Through these studies, we will push modeling of human chess play to the next level. Can we predict the moves made by individual human players ?

We found that personalizing Maia yielded the greatest performance gains. Some personalized models can predict individual movements with up to 75% accuracy, while the base Maia predicts about 50% of human movements.

We fine-tuned Maia to get these results. Starting with a base Maia, say Maia 1900, we updated the model by continuing to train on individual player games. Looking at the chart below, we can see that all of the personalized models show greater improvement than the non-personalized models when it comes to predicting individual player moves. The improvement is so large that the personalized model barely overlaps with the non-personalized one. Even the most unpredictable player’s personalized model gets close to 60% accuracy, and the unpersonalized model does not achieve 60% accuracy even with the most predictable player.

The personalized model is so accurate that given just a few games, it can tell which players have played them! In this philometric task aimed at recognizing individual playstyles , we trained a personalized model on 400 players of varying skill levels, drawing from the four games played by each player. Each model was asked to predict the move. In 96% of the four-game sets tested, the highest accuracy (i.e., predicting a player’s actual move most often) was achieved by a personalized model trained on the moves of players who played the game to predict. Met. Data from just four games can identify who played a set of 400 players. Personalized models accurately capture individual chess playstyles.

Using AI to improve human chess play

We designed Maia as a chess engine that predicted human moves at specific skill levels, but it evolved into a personalized engine that could identify games played by individual players. This achievement is an exciting step in understanding human chess play and brings us closer to our goal of creating an AI chess teaching tool that helps humans improve. Two of the many abilities of a good chess teacher are understanding how students of different skill levels play and recognizing individual student play styles. Maia shows that these capabilities are feasible using AI.

The ability to create personalized chess engines from publicly available individual player data raises an interesting discussion about the possible uses (and misuses) of this technology. We begin this discussion in our paper, but we have a long way to go to understand the full potential and implications of the body of research presented above. Chess, as it has always been, will be one game model for building the AI ​​systems on which these debates take place.

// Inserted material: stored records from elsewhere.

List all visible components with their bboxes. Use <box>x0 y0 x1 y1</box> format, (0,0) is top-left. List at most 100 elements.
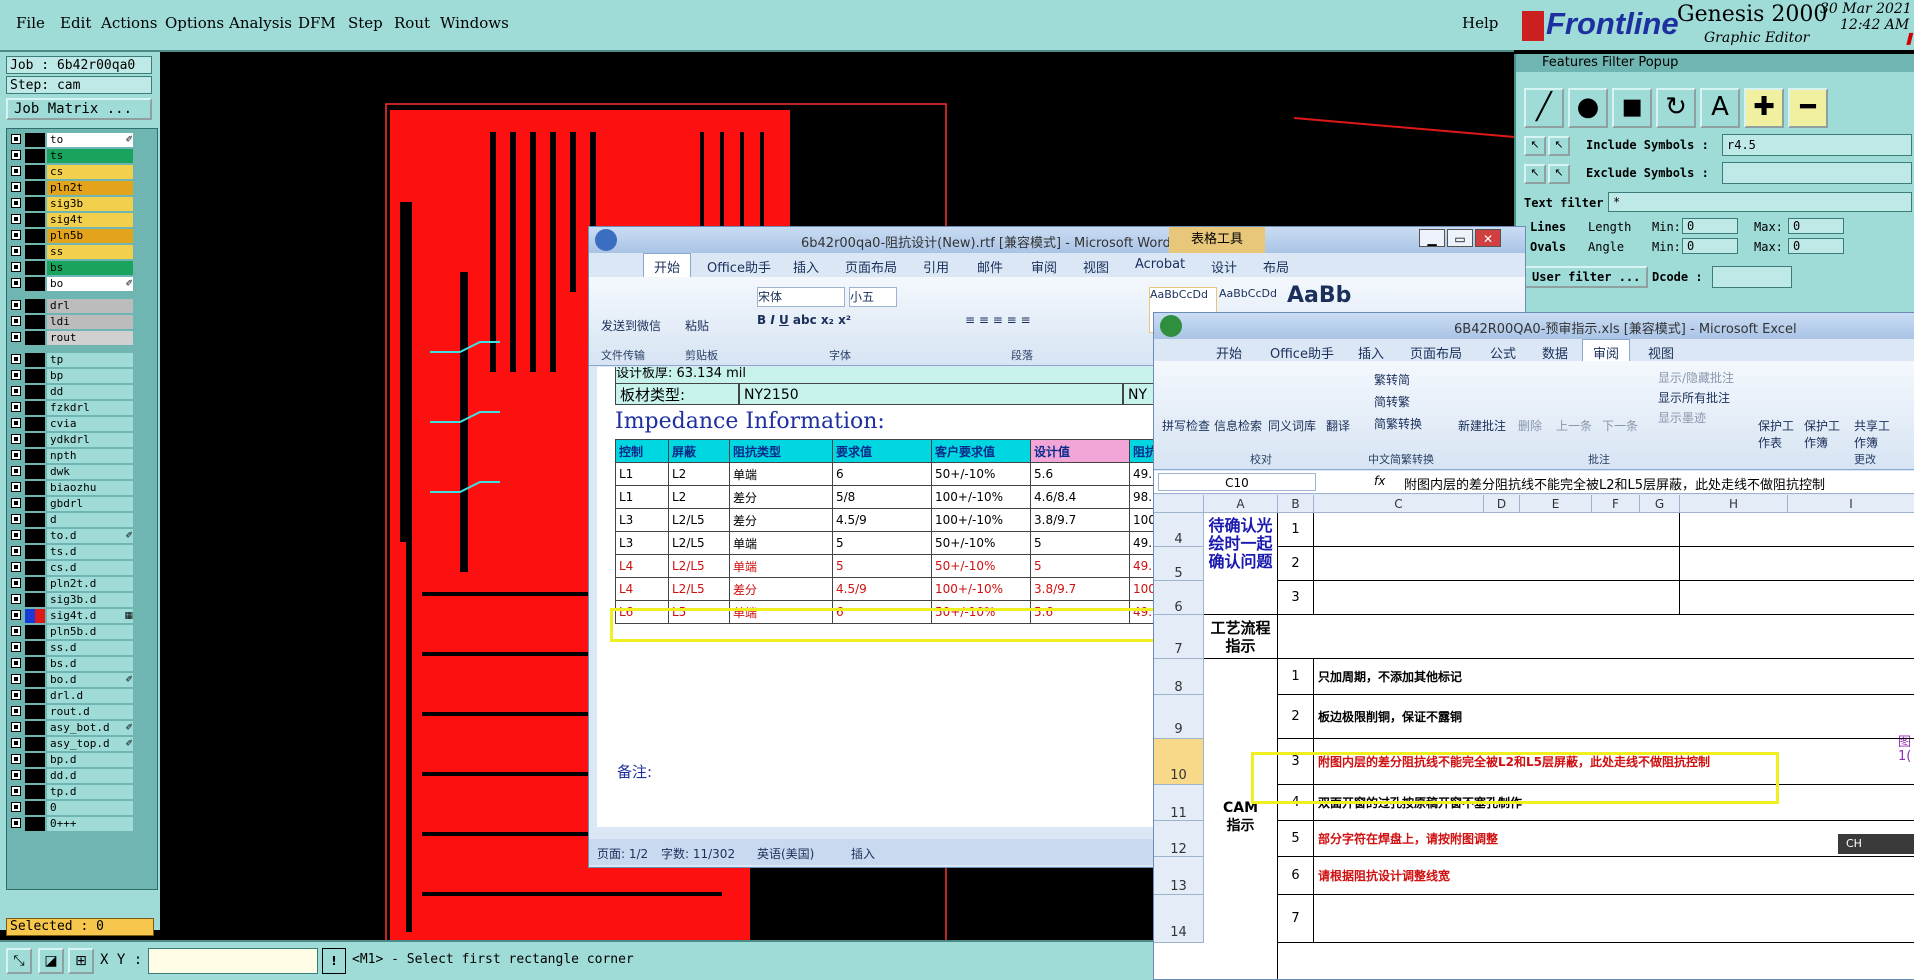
layer-display-slot[interactable] <box>25 465 45 479</box>
layer-checkbox[interactable] <box>11 674 21 684</box>
layer-checkbox[interactable] <box>11 434 21 444</box>
layer-name[interactable]: dd <box>47 385 133 399</box>
layer-display-slot[interactable] <box>25 657 45 671</box>
paragraph-align-buttons[interactable]: ≡ ≡ ≡ ≡ ≡ <box>965 313 1031 327</box>
layer-display-slot[interactable] <box>25 133 45 147</box>
instruction-number[interactable]: 7 <box>1278 895 1314 943</box>
layer-display-slot[interactable] <box>25 401 45 415</box>
ovals-checkbox[interactable]: Ovals <box>1530 240 1566 254</box>
layer-row[interactable]: dwk <box>9 465 153 479</box>
translate-button[interactable]: 翻译 <box>1326 417 1350 434</box>
layer-display-slot[interactable] <box>25 385 45 399</box>
next-comment-button[interactable]: 下一条 <box>1602 417 1638 434</box>
layer-name[interactable]: 0 <box>47 801 133 815</box>
layer-row[interactable]: bp.d <box>9 753 153 767</box>
research-button[interactable]: 信息检索 <box>1214 417 1262 434</box>
layer-display-slot[interactable] <box>25 609 45 623</box>
layer-row[interactable]: dd.d <box>9 769 153 783</box>
tab-insert[interactable]: 插入 <box>793 257 819 276</box>
layer-row[interactable]: pln2t.d <box>9 577 153 591</box>
layer-row[interactable]: pln5b <box>9 229 153 243</box>
table-cell[interactable]: 50+/-10% <box>931 531 1031 555</box>
table-cell[interactable]: 差分 <box>729 577 833 601</box>
layer-name[interactable]: to.d <box>47 529 133 543</box>
layer-checkbox[interactable] <box>11 626 21 636</box>
table-cell[interactable]: L1 <box>615 462 669 486</box>
layer-row[interactable]: bo ✐ <box>9 277 153 291</box>
instruction-text[interactable]: 请根据阻抗设计调整线宽 <box>1314 857 1914 895</box>
new-comment-button[interactable]: 新建批注 <box>1458 417 1506 434</box>
layer-display-slot[interactable] <box>25 433 45 447</box>
layer-checkbox[interactable] <box>11 150 21 160</box>
layer-row[interactable]: ts <box>9 149 153 163</box>
font-name-select[interactable]: 宋体 <box>757 287 845 307</box>
layer-checkbox[interactable] <box>11 770 21 780</box>
table-cell[interactable] <box>1314 547 1680 581</box>
layer-name[interactable]: bs.d <box>47 657 133 671</box>
tab-page-layout[interactable]: 页面布局 <box>1410 343 1462 362</box>
layer-checkbox[interactable] <box>11 278 21 288</box>
layer-checkbox[interactable] <box>11 786 21 796</box>
layer-display-slot[interactable] <box>25 689 45 703</box>
layer-checkbox[interactable] <box>11 706 21 716</box>
delete-comment-button[interactable]: 删除 <box>1518 417 1542 434</box>
show-hide-comment-button[interactable]: 显示/隐藏批注 <box>1658 369 1734 386</box>
layer-name[interactable]: pln2t.d <box>47 577 133 591</box>
layer-display-slot[interactable] <box>25 353 45 367</box>
language[interactable]: 英语(美国) <box>757 845 814 862</box>
table-cell[interactable]: L2/L5 <box>668 531 730 555</box>
font-size-select[interactable]: 小五 <box>849 287 897 307</box>
table-cell[interactable] <box>1680 581 1914 615</box>
length-min-input[interactable]: 0 <box>1682 218 1738 234</box>
layer-checkbox[interactable] <box>11 246 21 256</box>
layer-name[interactable]: ts <box>47 149 133 163</box>
layer-name[interactable]: cs <box>47 165 133 179</box>
col-header-f[interactable]: F <box>1592 495 1640 513</box>
layer-checkbox[interactable] <box>11 214 21 224</box>
layer-row[interactable]: sig4t <box>9 213 153 227</box>
table-cell[interactable]: 100+/-10% <box>931 577 1031 601</box>
layer-row[interactable]: bo.d ✐ <box>9 673 153 687</box>
row-header[interactable]: 5 <box>1154 547 1204 581</box>
layer-row[interactable]: dd <box>9 385 153 399</box>
show-all-comments-button[interactable]: 显示所有批注 <box>1658 389 1730 406</box>
send-to-wechat-button[interactable]: 发送到微信 <box>601 317 661 334</box>
layer-name[interactable]: bo <box>47 277 133 291</box>
tab-formulas[interactable]: 公式 <box>1490 343 1516 362</box>
table-cell[interactable]: 单端 <box>729 554 833 578</box>
layer-name[interactable]: fzkdrl <box>47 401 133 415</box>
layer-name[interactable]: 0+++ <box>47 817 133 831</box>
xy-input[interactable] <box>148 948 318 974</box>
tab-design[interactable]: 设计 <box>1211 257 1237 276</box>
ime-indicator[interactable]: CH <box>1838 834 1914 854</box>
pad-shape-icon[interactable]: ● <box>1568 88 1608 128</box>
thesaurus-button[interactable]: 同义词库 <box>1268 417 1316 434</box>
layer-name[interactable]: ss <box>47 245 133 259</box>
layer-display-slot[interactable] <box>25 801 45 815</box>
layer-checkbox[interactable] <box>11 754 21 764</box>
layer-checkbox[interactable] <box>11 690 21 700</box>
layer-name[interactable]: bp.d <box>47 753 133 767</box>
table-cell[interactable] <box>1680 513 1914 547</box>
dcode-input[interactable] <box>1712 266 1792 288</box>
table-cell[interactable]: L2 <box>668 485 730 509</box>
layer-row[interactable]: npth <box>9 449 153 463</box>
previous-comment-button[interactable]: 上一条 <box>1556 417 1592 434</box>
table-cell[interactable]: 4.5/9 <box>832 508 932 532</box>
table-cell[interactable]: 6 <box>832 462 932 486</box>
layer-name[interactable]: sig3b.d <box>47 593 133 607</box>
layer-row[interactable]: tp <box>9 353 153 367</box>
share-workbook-button[interactable]: 共享工作簿 <box>1854 417 1894 451</box>
layer-row[interactable]: cs.d <box>9 561 153 575</box>
layer-display-slot[interactable] <box>25 769 45 783</box>
layer-name[interactable]: bp <box>47 369 133 383</box>
length-checkbox[interactable]: Length <box>1588 220 1631 234</box>
menu-dfm[interactable]: DFM <box>298 14 336 32</box>
layer-display-slot[interactable] <box>25 261 45 275</box>
show-ink-button[interactable]: 显示墨迹 <box>1658 409 1706 426</box>
row-header[interactable]: 12 <box>1154 821 1204 857</box>
layer-name[interactable]: to <box>47 133 133 147</box>
layer-name[interactable]: biaozhu <box>47 481 133 495</box>
instruction-number[interactable]: 1 <box>1278 659 1314 695</box>
table-cell[interactable] <box>1314 513 1680 547</box>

In the concluding part of the paper describing Maia , the issues that should be considered further are (1) determining why Maia is better at predicting the moves of human players than a degraded version of a powerful chess engine , and (2 ) Maia . characterization of chess tactics necessary for human players to become proficient using .
In addition, as domains where applications of “AI that can predict human behavior in a certain domain with high accuracy” such as Maia are expected, there are (1) high-priced gambling, (2) online environment, (3) interaction with the real world. interactions. As an application example of domain (2), ” AI that plays video games like a human player ” is assumed. As an application example of (3), ” AI that controls a robot that behaves like a human being ” can be considered.

Acknowledgments

We would like to thank Lichess.org for providing the human games we used to train and for hosting our Maia models to compete against each other . Associate Professor Ashton Anderson is partially funded by an NSERC grant, a Microsoft Research benefit, and a CFI grant. Professor Jon Kleinberg has received support from a Simons Investigator Award, a Vannevar Bush Faculty Fellowship, a MURI grant, and a MacArthur Foundation grant.